We affirm. The sole argument advanced by the grandfather on this appeal is that Family Court abused its discretion in failing to adjourn the hearing after the mother was unable to appear due to circumstances beyond her control. Neither the grandfather nor the father, however, requested an adjournment or continuance of the proceeding. Rather, the relief requested was outright dismissal of the mother's petition for failure to proceed. Nevertheless, Family Court declined to grant an adjournment, and its decision in that regard will not be disturbed absent a clear abuse of discretion (see Matter of Steven B., 6 NY3d 888, 889 [2006]; Matter of Braswell v Braswell, 80 AD3d 827, 829 [2011]).
Here, the record shows that the mother appeared through her counsel, who explained her absence and waived her appearance; thus, there was no default and a full hearing was held despite her absence (see Matter of Cecelia A., 199 AD2d 582, 583 [1993]; cf. Matter of Williams v Williams, 35 AD3d 1098, 1099-1100 [2006]). Although the grandfather maintains that the mother's absence deprived him of an opportunity to cross-examine her, it is undisputed that he did not subpoena her as a witness (compare Chamberlain v Dundon, 61 AD3d 1378, 1379 [2009]). The record reveals that relevant information concerning the mother's initial setbacks in treatment—followed by her later successes—were put into evidence, principally through the testimony of the mother's caseworker, a DSS employee.

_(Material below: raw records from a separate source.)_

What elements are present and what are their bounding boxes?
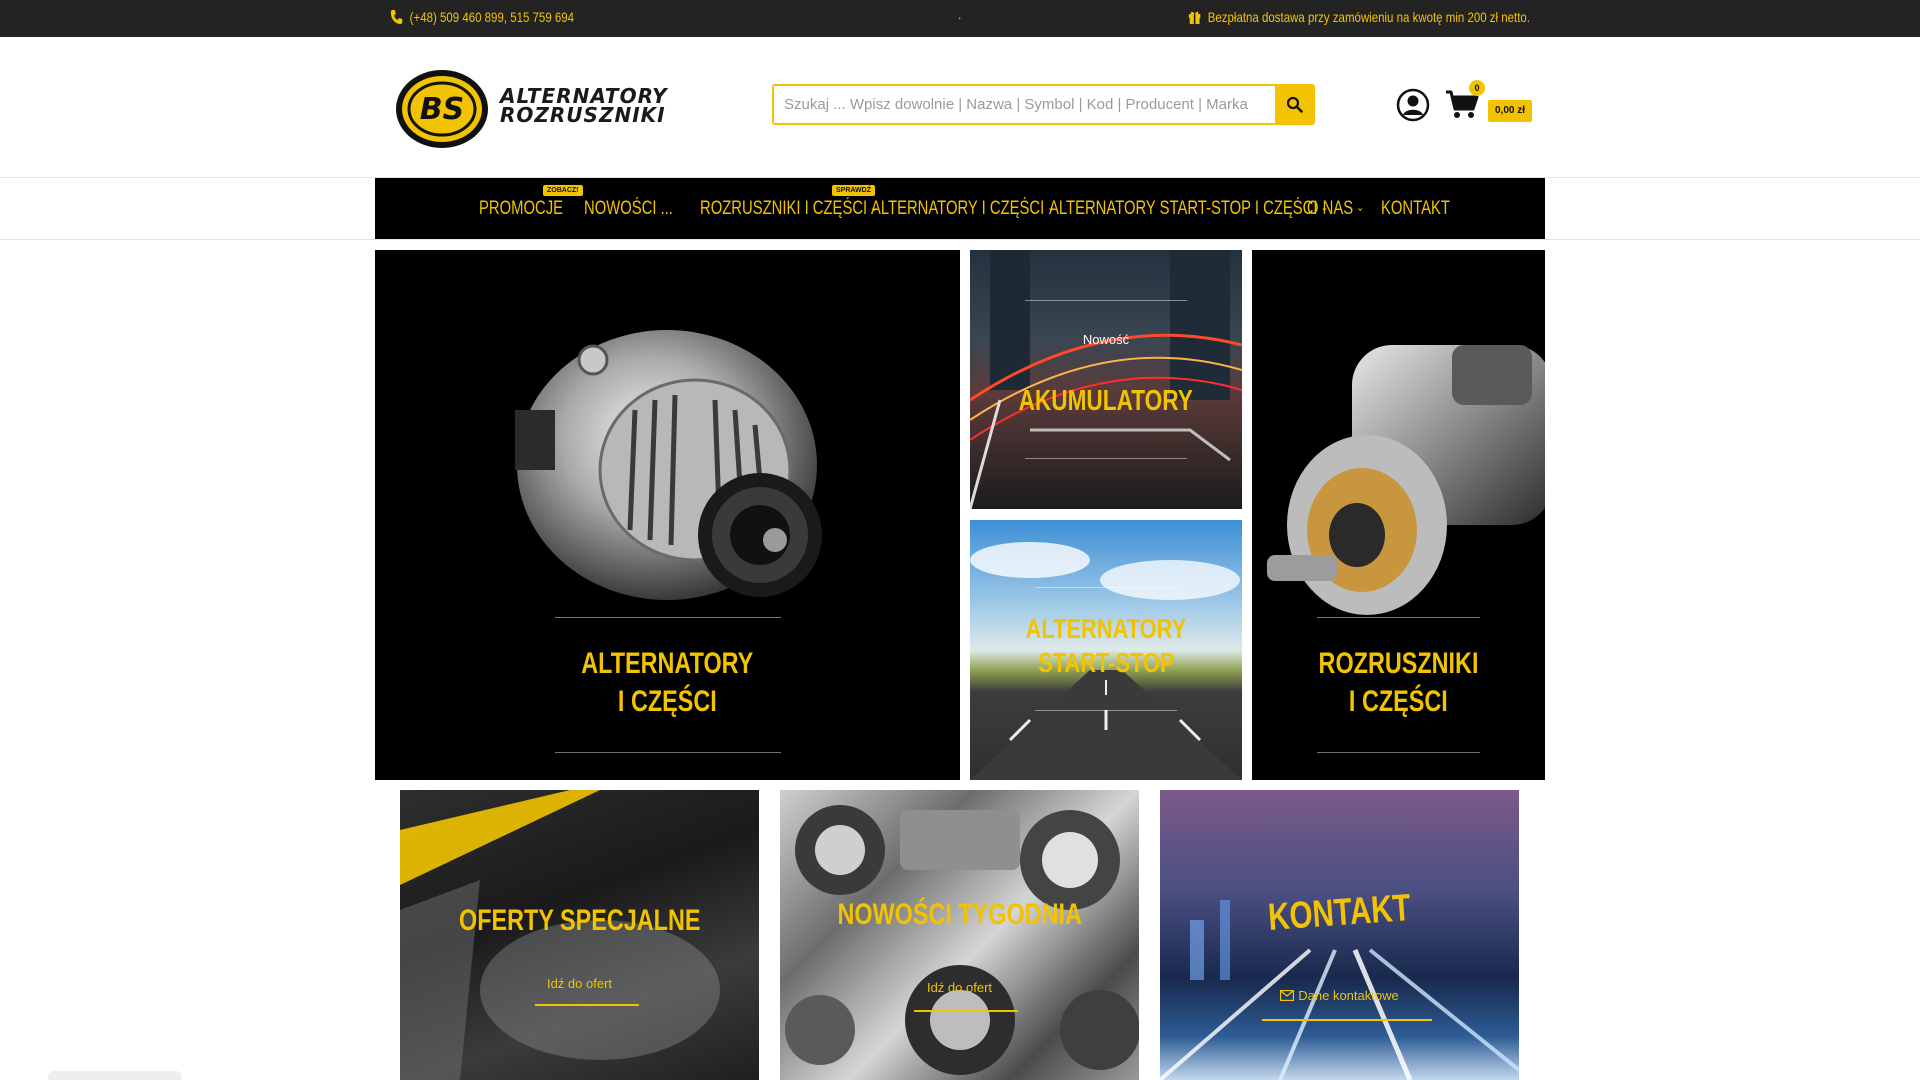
new-label: Nowość <box>1082 332 1130 347</box>
nav-item-alternatory[interactable]: ALTERNATORY I CZĘŚCI ⌄ <box>871 198 1055 220</box>
tile-oferty-specjalne[interactable]: OFERTY SPECJALNE Idź do ofert <box>400 790 759 1080</box>
phone-numbers: (+48) 509 460 899, 515 759 694 <box>409 9 575 25</box>
main-navigation-wrapper: ZOBACZ! PROMOCJE NOWOŚCI ... SPRAWDŹ ROZ… <box>0 178 1920 240</box>
nav-item-promocje[interactable]: PROMOCJE <box>479 198 563 220</box>
city-road-image <box>970 250 1242 509</box>
logo-line-2: ROZRUSZNIKI <box>500 103 666 127</box>
tile-title-text: AKUMULATORY <box>1018 385 1194 417</box>
search-button[interactable] <box>1275 86 1313 123</box>
cookie-widget-tab[interactable] <box>48 1071 182 1080</box>
tile-title-line-2: START-STOP <box>1037 646 1175 678</box>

Specifically, the caseworker, who was subject to cross-examination, not only detailed the mother's successful completion of required services, but also set forth information regarding the apartment that the mother had obtained and the plans for close monitoring of the family by DSS as the children transitioned into a new home and school. Given all the circumstances, including Family Court's familiarity with this matter, we find no basis to conclude that the court abused its discretion in failing to adjourn the hearing.
Rose, Lahtinen, Malone Jr. and Garry, JJ., concur. Ordered that the order is affirmed, without costs.